Cantrell proudly describes her now very full household.
"I have four dogs now, all rescues," she said.
Mojo, Duck and Goose have all welcomed the new puppy into the home. Goose, especially, has taken on the role of tolerant, indulgent big brother.
Longa, spokesperson for the police department, emphasizes that anyone who cannot care for a pet should reach out for help instead of abandoning them.
"If someone does not have transportation, they can still call 911 and say that they have an animal to surrender and police will assist," she said.
Cantrell said investigations into who abandoned River haven't been fruitful, and "nothing has been found out."
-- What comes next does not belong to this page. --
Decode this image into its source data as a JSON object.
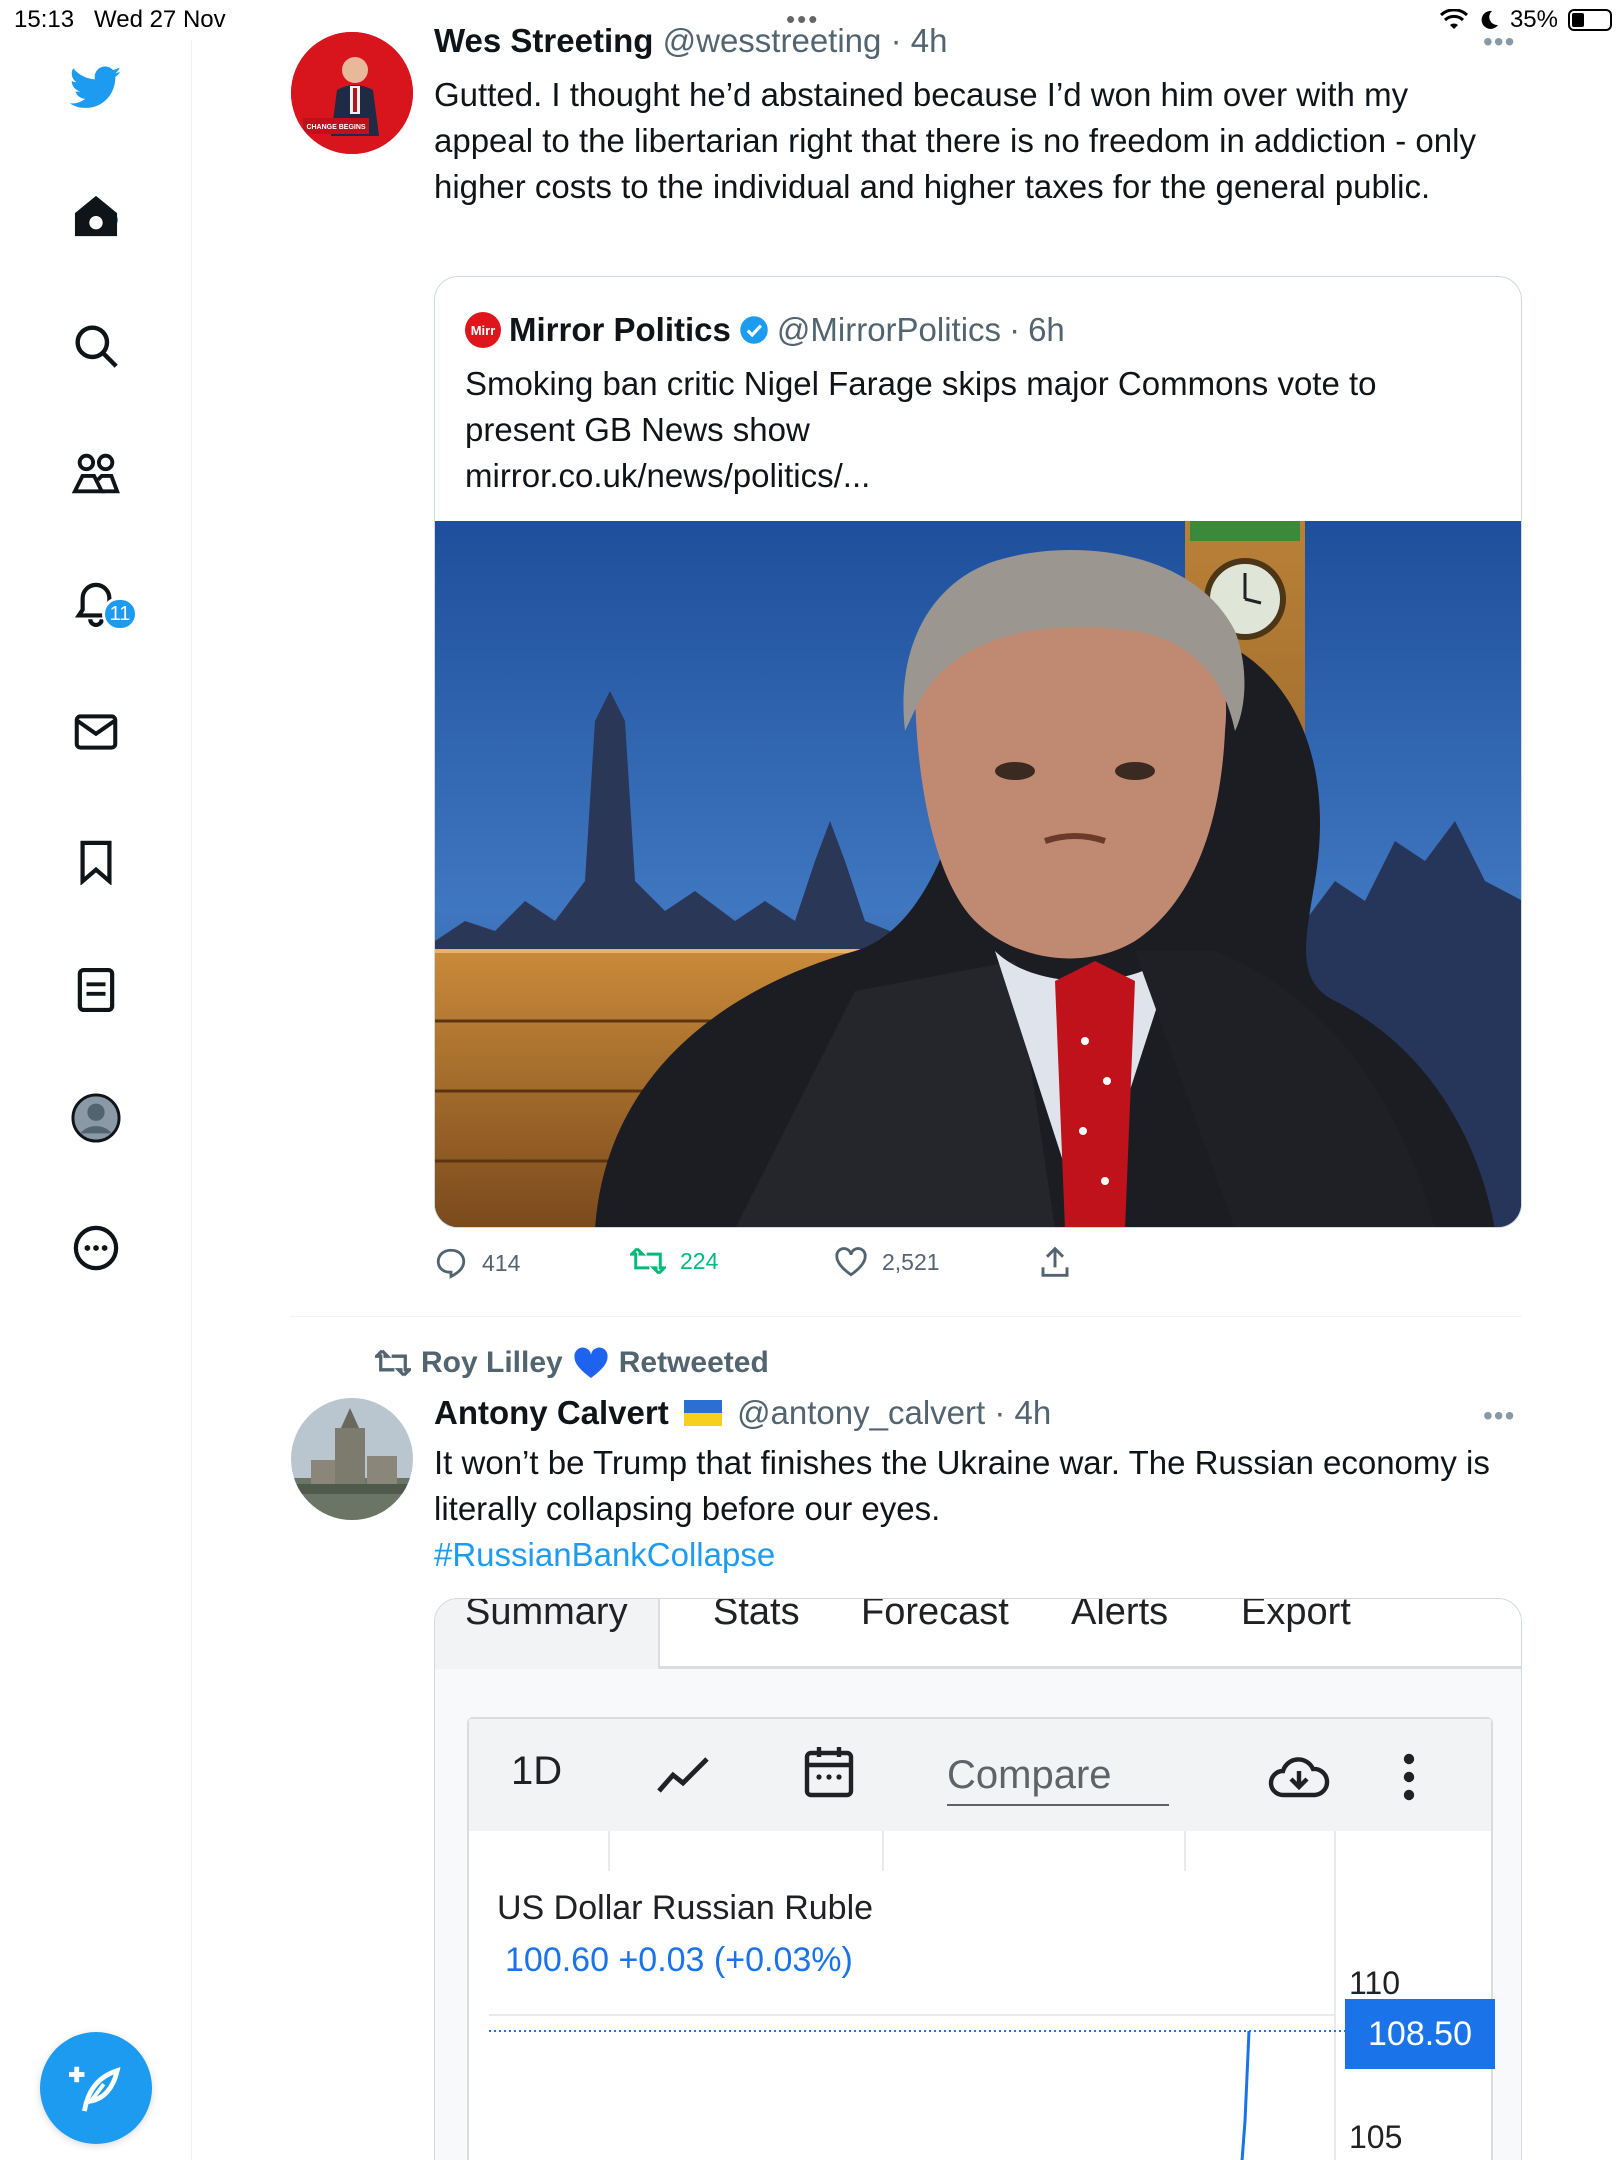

In the meantime, River's story has spread far and wide. Cantrell is heartened by the huge public outpouring there's been for her little girl (who now has her own Facebook page).
And she's impressed every day with how sweet and trusting River is; she even seems empathetic. The other day, when Cantrell was feeling anxious, River came over and climbed into her lap.
"She always does," she said.
It's tremendously comforting and has given Cantrell the idea that River might make a good therapy dog, and that she should look into the certification process.
After what River went through, and how well she came out of it, she could provide real solace to people who are going through hard times themselves.
"She survived it. She's a fighter," Cantrell said. "She's an amazing little girl."